I’ve been putting off this post for a few days to allow for the immediate freak-out to die down and to let some actually good advice to surface. I’m now read to provide the following advice and resources:
Basically, for the past two years there’s been a flaw in the security software behind somewhere near 60% of all “secure” Web sites on the Internet. That whole “make sure the site you’re logging into says ‘https://'” advice, well, that was the part that was broken. No one stole your password per se, but this hole could allow someone to get it and the site they got it from would have absolutely no idea that it happened.
For a slightly more technical explanation watch this short video from the Security Now podcast.
Is it serious?
Bruce Schneier, the security guy security guys listen to says “‘Catastrophic’ is the right word. On the scale of 1 to 10, this is an 11.” ‘Nuff said.
Do I need to change my passwords?
Yes. Especially if, and I’m sorry if this language offends you, your passwords are crap. And chances are, your passwords are crap. Test your passwords using https://howsecureismypassword.net/. If your password strength isn’t measured in millenia, your password is crap.
Oh, and if you use the same password for more than one site. You password is crap.
This is not news folks. You’ve heard this before and ignorance is no longer bliss when it comes to this stuff.
Do I need to change them right now?
This is the biggest problem caused by this whole mess: it depends.
Services that ran certain types of servers, or non-problematic versions of the SSL software, were not effected by this problem and therefore don’t have this as a reason to need you to change your password. (Unless you should anyway since your passwords are crap.

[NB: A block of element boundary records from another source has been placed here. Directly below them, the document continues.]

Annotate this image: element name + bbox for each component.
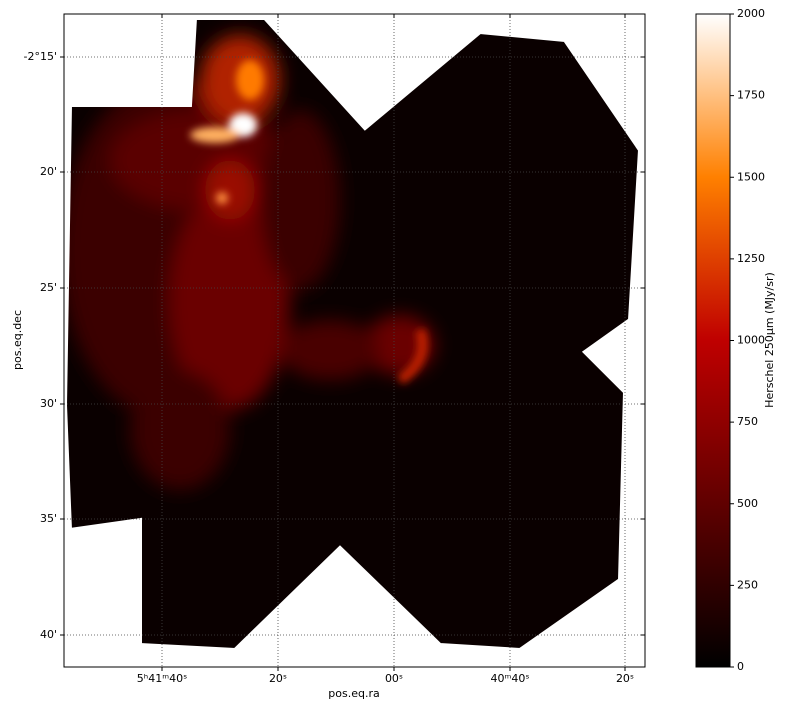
colorbar-label: Herschel 250μm (MJy/sr) <box>763 272 776 408</box>
y-tick-label: 30' <box>40 397 57 410</box>
x-tick-label: 00ˢ <box>385 672 403 685</box>
colorbar-tick-label: 500 <box>737 497 758 510</box>
x-tick-label: 20ˢ <box>269 672 287 685</box>
x-tick-label: 40ᵐ40ˢ <box>491 672 530 685</box>
map-image <box>65 18 640 650</box>
y-tick-label: 25' <box>40 281 57 294</box>
plot-frame <box>63 13 646 668</box>
colorbar-tick-label: 1750 <box>737 89 765 102</box>
coverage-edge <box>62 16 643 653</box>
colorbar-tick-label: 250 <box>737 578 758 591</box>
colorbar-tick-label: 1250 <box>737 252 765 265</box>
colorbar-tick-label: 2000 <box>737 7 765 20</box>
colorbar <box>695 13 731 668</box>
y-tick-label: 35' <box>40 512 57 525</box>
colorbar-tick-label: 0 <box>737 660 744 673</box>
x-tick-label: 20ˢ <box>616 672 634 685</box>
y-tick-label: 20' <box>40 165 57 178</box>
y-tick-label: 40' <box>40 628 57 641</box>
colorbar-tick-label: 750 <box>737 415 758 428</box>
colorbar-tick-label: 1000 <box>737 334 765 347</box>
y-axis-label: pos.eq.dec <box>11 310 24 370</box>
colorbar-tick-label: 1500 <box>737 170 765 183</box>
y-tick-label: -2°15' <box>24 50 58 63</box>
x-axis-label: pos.eq.ra <box>328 687 379 700</box>
x-tick-label: 5ʰ41ᵐ40ˢ <box>137 672 187 685</box>
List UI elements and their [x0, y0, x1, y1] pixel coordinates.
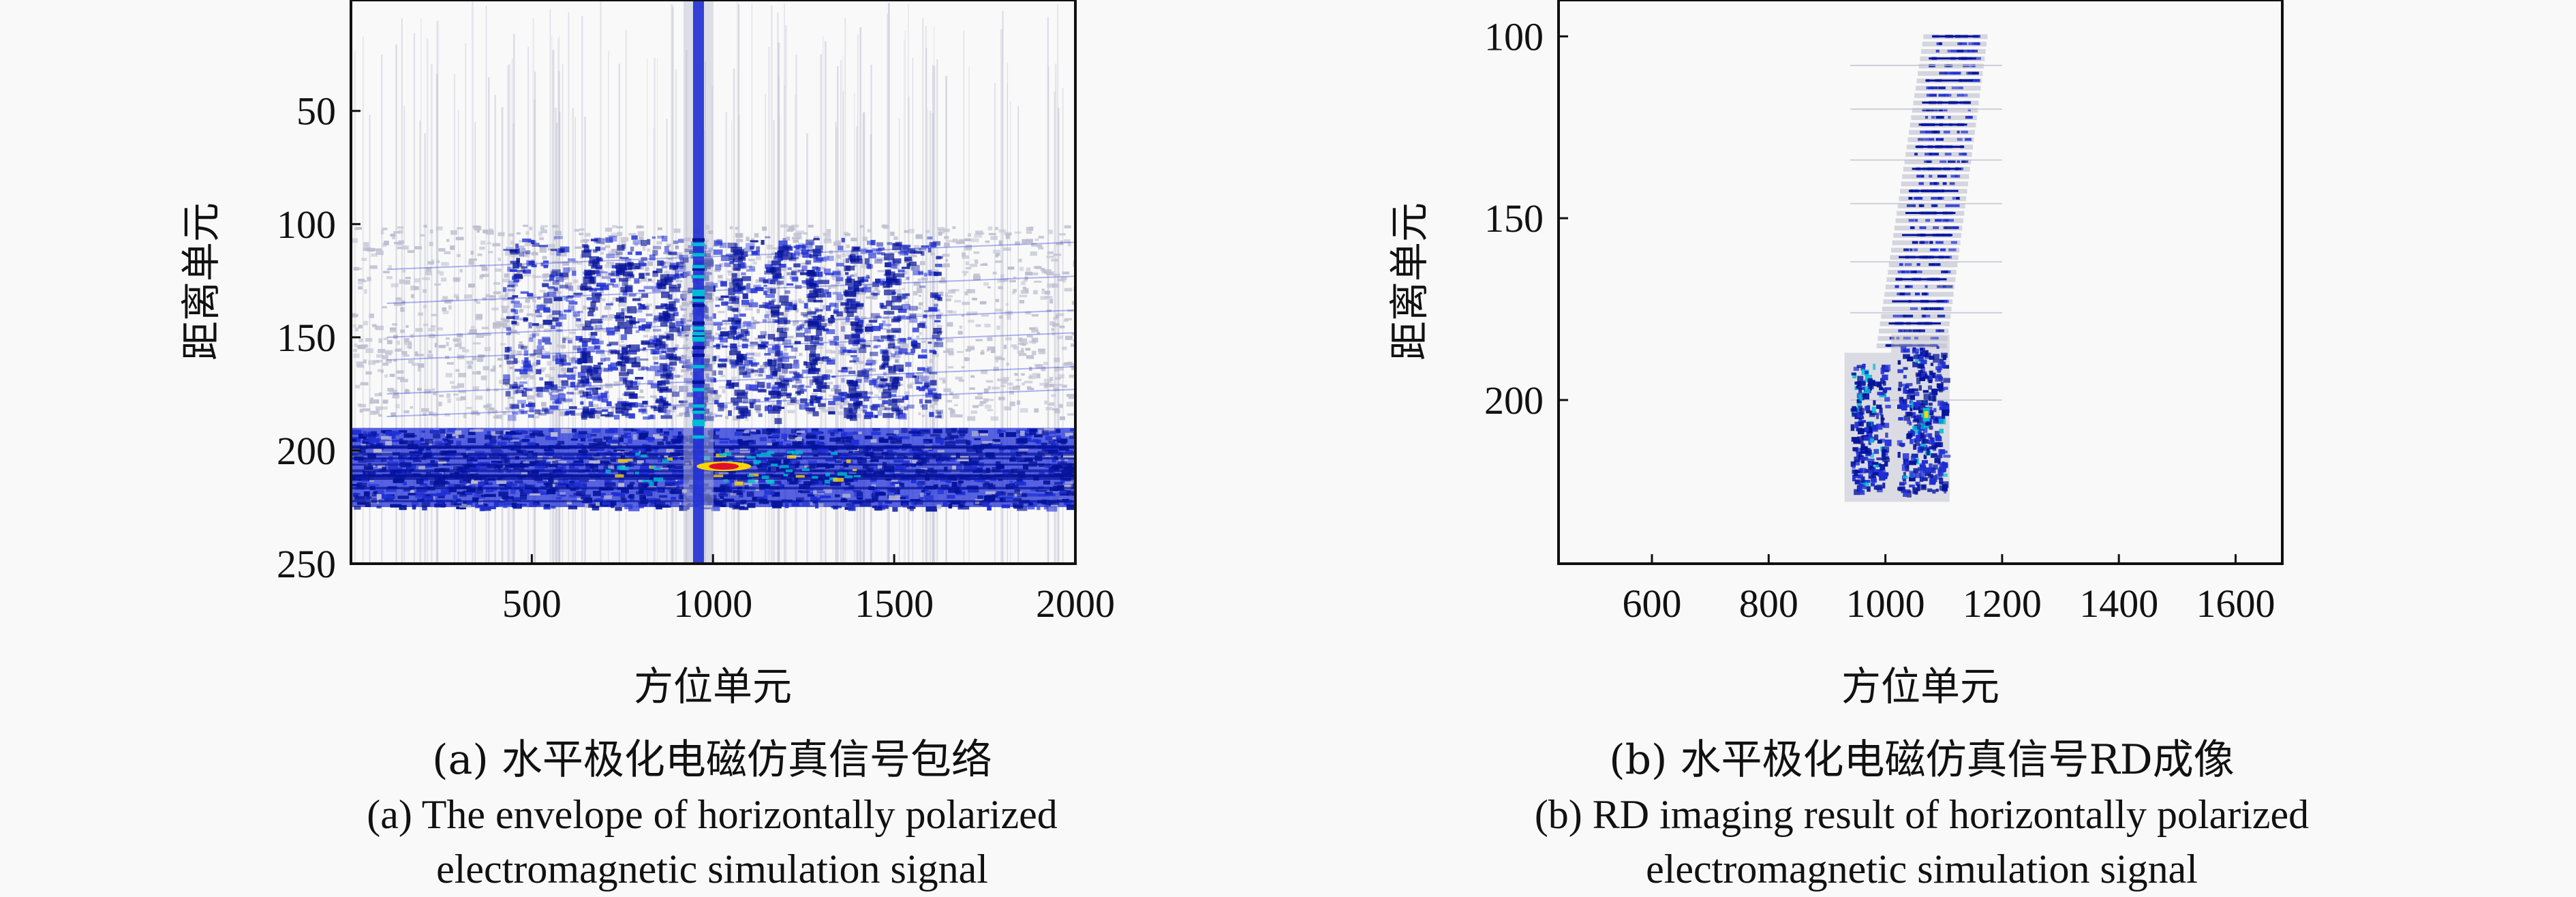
panel-b-caption-english-line2: electromagnetic simulation signal — [1417, 842, 2426, 896]
panel-b-caption-english-line1: (b) RD imaging result of horizontally po… — [1417, 787, 2426, 842]
panel-b-x-tick-label-800: 800 — [1739, 581, 1798, 626]
panel-a-x-tick-label-1500: 1500 — [855, 581, 934, 626]
panel-a-heatmap: 500 1000 1500 2000 50 100 150 200 250 方位单元 距离单元 — [178, 0, 1115, 710]
panel-a-x-tick-label-500: 500 — [502, 581, 562, 626]
panel-a-y-tick-label-50: 50 — [296, 89, 336, 134]
panel-a-caption-chinese: (a) 水平极化电磁仿真信号包络 — [225, 733, 1199, 787]
panel-a-y-axis-label: 距离单元 — [178, 202, 224, 361]
panel-a-caption-english-line1: (a) The envelope of horizontally polariz… — [225, 787, 1199, 842]
panel-a-x-axis-label: 方位单元 — [634, 663, 792, 710]
panel-b-y-axis-label: 距离单元 — [1386, 202, 1432, 361]
panel-b-x-tick-label-600: 600 — [1623, 581, 1682, 626]
panel-b-heatmap: 600 800 1000 1200 1400 1600 100 150 200 方位单元 距离… — [1386, 0, 2282, 710]
panel-a-caption-english-line2: electromagnetic simulation signal — [225, 842, 1199, 896]
panel-a-y-tick-label-100: 100 — [277, 202, 336, 247]
panel-a-y-tick-label-200: 200 — [277, 429, 336, 473]
panel-b-y-tick-label-200: 200 — [1484, 378, 1544, 423]
panel-b-x-tick-label-1200: 1200 — [1963, 581, 2042, 626]
panel-b-x-tick-label-1000: 1000 — [1846, 581, 1925, 626]
panel-a-y-tick-label-250: 250 — [277, 542, 336, 586]
panel-a-x-tick-label-1000: 1000 — [673, 581, 752, 626]
panel-b-x-tick-label-1400: 1400 — [2079, 581, 2158, 626]
panel-b-y-tick-label-150: 150 — [1484, 196, 1544, 241]
panel-b-caption: (b) 水平极化电磁仿真信号RD成像 (b) RD imaging result… — [1417, 733, 2426, 896]
panel-a-y-ticks: 50 100 150 200 250 — [277, 89, 361, 586]
panel-b-caption-chinese: (b) 水平极化电磁仿真信号RD成像 — [1417, 733, 2426, 787]
panel-b-y-ticks: 100 150 200 — [1484, 14, 1568, 423]
panel-b-y-tick-label-100: 100 — [1484, 14, 1544, 59]
panel-a-caption: (a) 水平极化电磁仿真信号包络 (a) The envelope of hor… — [225, 733, 1199, 896]
panel-b-x-tick-label-1600: 1600 — [2196, 581, 2275, 626]
panel-b-x-axis-label: 方位单元 — [1841, 663, 1999, 710]
panel-a-y-tick-label-150: 150 — [277, 316, 336, 360]
panel-a-x-tick-label-2000: 2000 — [1036, 581, 1115, 626]
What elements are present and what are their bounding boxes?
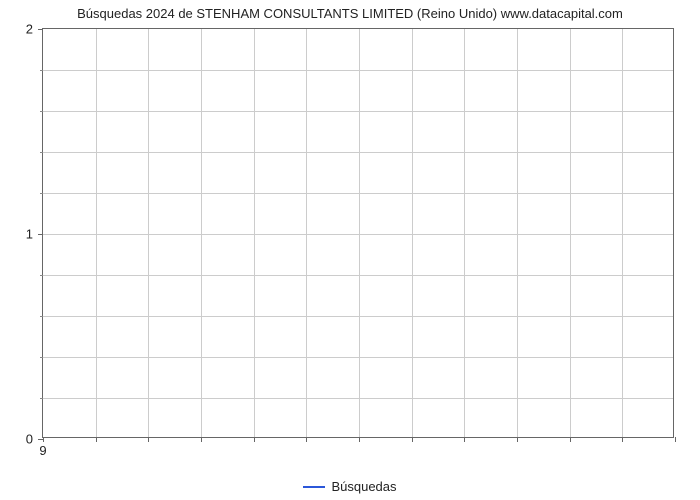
gridline-vertical xyxy=(622,29,623,437)
ytick-minor-mark xyxy=(40,357,43,358)
gridline-horizontal xyxy=(43,70,673,71)
ytick-minor-mark xyxy=(40,152,43,153)
gridline-horizontal xyxy=(43,193,673,194)
ytick-mark xyxy=(38,234,43,235)
ytick-minor-mark xyxy=(40,275,43,276)
xtick-label: 9 xyxy=(39,443,46,458)
xtick-mark xyxy=(412,437,413,442)
ytick-label: 0 xyxy=(26,432,33,447)
gridline-horizontal xyxy=(43,234,673,235)
gridline-horizontal xyxy=(43,152,673,153)
gridline-vertical xyxy=(201,29,202,437)
xtick-mark xyxy=(306,437,307,442)
xtick-mark xyxy=(201,437,202,442)
xtick-mark xyxy=(622,437,623,442)
xtick-mark xyxy=(517,437,518,442)
legend-label: Búsquedas xyxy=(331,479,396,494)
xtick-mark xyxy=(464,437,465,442)
ytick-label: 2 xyxy=(26,22,33,37)
gridline-vertical xyxy=(96,29,97,437)
ytick-mark xyxy=(38,29,43,30)
gridline-vertical xyxy=(254,29,255,437)
gridline-horizontal xyxy=(43,275,673,276)
ytick-minor-mark xyxy=(40,111,43,112)
ytick-label: 1 xyxy=(26,227,33,242)
gridline-vertical xyxy=(464,29,465,437)
gridline-horizontal xyxy=(43,111,673,112)
xtick-mark xyxy=(96,437,97,442)
xtick-mark xyxy=(148,437,149,442)
xtick-mark xyxy=(675,437,676,442)
gridline-horizontal xyxy=(43,398,673,399)
plot-area: 0129 xyxy=(42,28,674,438)
xtick-mark xyxy=(570,437,571,442)
gridline-vertical xyxy=(306,29,307,437)
chart-title: Búsquedas 2024 de STENHAM CONSULTANTS LI… xyxy=(0,6,700,21)
legend-swatch xyxy=(303,486,325,488)
gridline-horizontal xyxy=(43,357,673,358)
legend: Búsquedas xyxy=(0,478,700,494)
ytick-minor-mark xyxy=(40,398,43,399)
chart-container: Búsquedas 2024 de STENHAM CONSULTANTS LI… xyxy=(0,0,700,500)
gridline-vertical xyxy=(359,29,360,437)
gridline-vertical xyxy=(412,29,413,437)
gridline-vertical xyxy=(517,29,518,437)
gridline-vertical xyxy=(148,29,149,437)
gridline-vertical xyxy=(570,29,571,437)
gridline-horizontal xyxy=(43,316,673,317)
ytick-minor-mark xyxy=(40,193,43,194)
ytick-minor-mark xyxy=(40,316,43,317)
xtick-mark xyxy=(359,437,360,442)
xtick-mark xyxy=(43,437,44,442)
ytick-minor-mark xyxy=(40,70,43,71)
xtick-mark xyxy=(254,437,255,442)
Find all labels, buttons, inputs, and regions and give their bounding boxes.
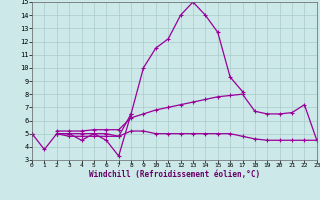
X-axis label: Windchill (Refroidissement éolien,°C): Windchill (Refroidissement éolien,°C) [89, 170, 260, 179]
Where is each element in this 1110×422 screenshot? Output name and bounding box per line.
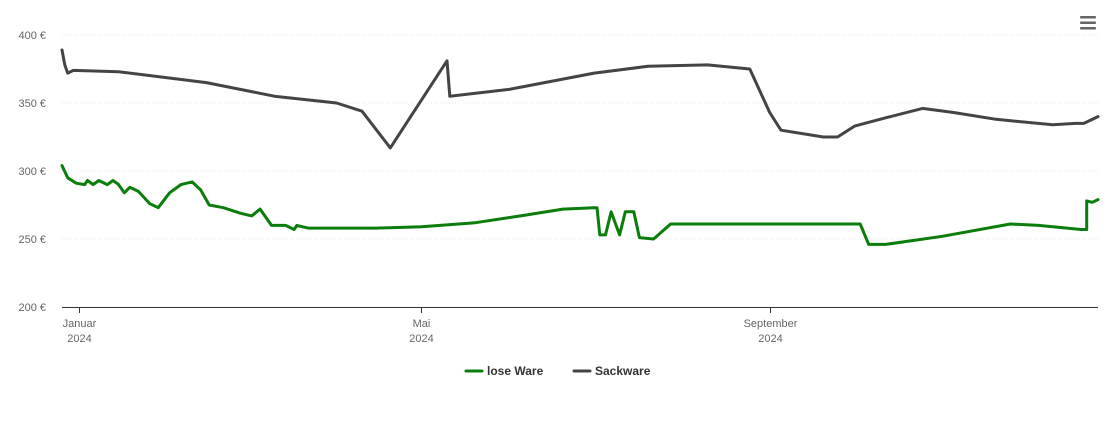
hamburger-menu-icon bbox=[1080, 16, 1096, 19]
chart-menu-button[interactable] bbox=[1080, 16, 1096, 30]
legend-item-lose-ware[interactable]: lose Ware bbox=[464, 364, 544, 378]
x-tick-month-label: Mai bbox=[413, 318, 431, 330]
legend-label: lose Ware bbox=[487, 364, 544, 378]
series-line-lose-ware[interactable] bbox=[60, 164, 1100, 246]
legend-label: Sackware bbox=[595, 364, 651, 378]
series-lines bbox=[60, 48, 1100, 246]
legend[interactable]: lose Ware Sackware bbox=[464, 364, 651, 378]
legend-item-sackware[interactable]: Sackware bbox=[572, 364, 651, 378]
x-tick-year-label: 2024 bbox=[758, 333, 782, 345]
series-line-sackware[interactable] bbox=[60, 48, 1100, 150]
x-tick-year-label: 2024 bbox=[409, 333, 433, 345]
x-tick-year-label: 2024 bbox=[67, 333, 91, 345]
y-tick-label: 400 € bbox=[18, 30, 46, 42]
y-tick-label: 300 € bbox=[18, 166, 46, 178]
y-tick-label: 350 € bbox=[18, 98, 46, 110]
x-tick-month-label: Januar bbox=[63, 318, 97, 330]
axes: 200 € 250 € 300 € 350 € 400 € Januar 2024 Mai 20… bbox=[18, 30, 1098, 345]
x-tick-month-label: September bbox=[744, 318, 798, 330]
y-tick-label: 200 € bbox=[18, 302, 46, 314]
y-tick-label: 250 € bbox=[18, 234, 46, 246]
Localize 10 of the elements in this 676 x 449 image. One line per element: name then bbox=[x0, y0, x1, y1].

See above.)
Services that were effected need to fix the problem on their end before changing your password will do any good. Sure, you could go change your password right now, but if they fix the problem tomorrow, you’ll just need to change your password again.
(See Naked Security’s “Heartbleed heartache” – should you REALLY change all your passwords right away? if you’d like further details.)
So, how do you tell?
Well, yesterday I got an e-mail from IFTTT.com telling me that they’d fixed the problem and that I should change my password. Full marks to IFTTT but don’t expect that from everyone.
Mashable has a great page titled The Passwords You Need to Change Right Now where you can look up major services to see if it’s time to change your password. Go there as soon as you’re done reading this unless you’re a LastPass user.
If you use LastPass they have a service that will go through your accounts and let you know which services have the problem, whether they’ve fixed their server or not, and if it’s time to change your password. You can find instructions on how to do this on their page titled “LastPass Now Checks If Your Sites Are Affected by Heartbleed.”
What should I do from this point forward?
Improve your passwords! Seriously folks, we’re not kidding any more. Install LastPass and create a 100% unique and random password for every site you use. Also, if a service uses two-factor authentication and you can do it (i.e. you can receive text messages on any sort of cell phone) turn it on.
If you run a server, or know someone who does, read/send this EFF blog post on Why the Web Needs Perfect Forward Secrecy More Than Ever and do it.
Yes, this is a pain. Yes, things like complex passwords and two-factor authentication, adds some time it’ll take to log into a Web site. But so does locking your door when you leave the house in the morning. That doesn’t mean you’ve wasted the extra five seconds it took just to be a little more secure.